Divine intervention in Missouri drowning incident

Divine intervention in Missouri drowning incident Chrissy Metz, best known for her work in TV’s This is Us, stars in Breakthrough. Photo: 20th Century FOX
Breakthrough (12A)

In January 2015 a 14-year-old boy called John Smith was playing with two friends on a frozen lake in Missouri when the ice broke and he fell through, hence the title of the film. The term has a secondary religious reverberation because he underwent a kind of spiritual ‘breakthrough’ as well.

John was 15 minutes under freezing water before he was pulled clear. He was officially dead for over an hour but then, in an uncanny development – after CPR treatment and electric shock treatment failed – he came back to life again.

Was this due to his mother’s prayers to the Holy Spirit? To the fact that one of his rescuers (a non-believer, as it happens) heard somebody (God?) telling him to “go back” to the spot where the ice broke even though he felt it was a lost cause?

Fools can ask more questions than wise men can answer. These possibilities are mooted in this thoughtful film.

It has many echoes of the Christian theology of death and resurrection. At the end of the day it’s left to us, the audience, to draw our own conclusions about what might have happened on that mysterious day.

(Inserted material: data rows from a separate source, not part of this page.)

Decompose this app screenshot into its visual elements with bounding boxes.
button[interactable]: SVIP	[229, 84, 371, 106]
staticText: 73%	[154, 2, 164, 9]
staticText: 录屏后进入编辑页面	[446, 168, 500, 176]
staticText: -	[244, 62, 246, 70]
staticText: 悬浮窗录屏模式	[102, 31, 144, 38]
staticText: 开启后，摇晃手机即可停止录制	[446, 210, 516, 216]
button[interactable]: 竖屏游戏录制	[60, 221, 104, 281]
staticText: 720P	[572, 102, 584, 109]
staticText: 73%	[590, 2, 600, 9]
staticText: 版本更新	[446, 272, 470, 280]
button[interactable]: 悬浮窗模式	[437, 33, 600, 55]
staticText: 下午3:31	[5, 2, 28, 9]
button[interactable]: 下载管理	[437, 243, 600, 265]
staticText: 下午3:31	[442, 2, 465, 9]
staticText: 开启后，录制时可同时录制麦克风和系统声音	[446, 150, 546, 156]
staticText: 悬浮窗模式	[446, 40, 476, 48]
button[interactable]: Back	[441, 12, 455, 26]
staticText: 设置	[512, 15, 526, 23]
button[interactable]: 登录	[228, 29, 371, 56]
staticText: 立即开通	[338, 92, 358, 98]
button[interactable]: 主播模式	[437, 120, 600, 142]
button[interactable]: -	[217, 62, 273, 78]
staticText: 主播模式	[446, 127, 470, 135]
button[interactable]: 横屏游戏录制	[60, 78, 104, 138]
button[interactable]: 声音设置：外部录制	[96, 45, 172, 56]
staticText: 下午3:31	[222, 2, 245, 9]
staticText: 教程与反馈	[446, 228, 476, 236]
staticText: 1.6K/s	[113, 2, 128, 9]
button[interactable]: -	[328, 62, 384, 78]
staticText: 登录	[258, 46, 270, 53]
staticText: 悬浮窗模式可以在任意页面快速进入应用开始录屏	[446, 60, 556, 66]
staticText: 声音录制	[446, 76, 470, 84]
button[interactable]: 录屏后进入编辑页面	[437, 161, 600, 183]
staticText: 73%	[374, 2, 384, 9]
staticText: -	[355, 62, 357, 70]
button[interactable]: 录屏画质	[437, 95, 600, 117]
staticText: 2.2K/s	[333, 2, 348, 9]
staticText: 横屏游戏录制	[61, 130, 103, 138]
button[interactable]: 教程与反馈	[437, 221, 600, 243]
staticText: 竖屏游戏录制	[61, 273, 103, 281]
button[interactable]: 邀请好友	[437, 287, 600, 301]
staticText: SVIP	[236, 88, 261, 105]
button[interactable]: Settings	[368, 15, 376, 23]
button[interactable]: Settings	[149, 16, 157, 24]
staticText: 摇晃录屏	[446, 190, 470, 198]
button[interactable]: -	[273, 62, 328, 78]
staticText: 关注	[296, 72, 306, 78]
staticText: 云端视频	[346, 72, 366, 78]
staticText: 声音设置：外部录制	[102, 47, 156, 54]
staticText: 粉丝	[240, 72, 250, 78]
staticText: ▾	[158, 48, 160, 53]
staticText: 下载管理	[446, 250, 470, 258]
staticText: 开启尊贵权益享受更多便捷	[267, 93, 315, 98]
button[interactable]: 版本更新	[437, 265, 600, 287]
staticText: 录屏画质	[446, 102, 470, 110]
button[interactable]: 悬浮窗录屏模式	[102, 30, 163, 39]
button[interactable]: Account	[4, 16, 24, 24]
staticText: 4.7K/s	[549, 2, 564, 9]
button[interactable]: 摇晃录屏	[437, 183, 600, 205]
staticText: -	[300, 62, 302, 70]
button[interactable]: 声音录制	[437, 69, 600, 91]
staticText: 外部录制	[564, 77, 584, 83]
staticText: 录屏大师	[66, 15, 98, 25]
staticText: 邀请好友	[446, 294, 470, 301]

Marcel Ruiz plays John. Chrissy Metz is his devout, heavily overweight mother Joyce. She keeps the Faith when most of the people around her are losing theirs. They don’t give John a snowball’s chance in hell of surviving. Even if he does, the consensus of opinion is that his brain will be so damaged from the trauma of having had his lungs full of blood for so long that his quality of life will be nil.

Breakthrough is based on a true story. John Smith confounded medical experts by his resilience. Roxann Dawson’s film captures that resilience in a manner that doesn’t shove its teleological message down our throats, preferring to tell a story rather than issue a polemic.

Topher Grace is engaging as the local pastor, Jason. He has a spiky relationship with Joyce before he grows in her estimation due to his dedication to John’s cause. (She even gets to forgive him for a terrible haircut.)

 

Patient

The one scene that played poorly for me was when the two of them meet up  one morning at the hospital where John is a patient. This occurs relatively early in the film when he’s critically ill and not expected to have any neurological future worth talking about. Joyce needed to be near-hysterical here. Instead of that she engages in a rather casual discussion with Jason about their differing tastes in Church music.

This is a rare instance of the film putting a foot wrong. For most of the time it’s earnest and heartfelt. All of its characters are likeable, especially Joyce’s husband Brian (Josh Lucas). There’s a rousing soundtrack which mixes rap music with negro spiritual numbers in a manner that underscores the positive vibe it exudes for most of the running time.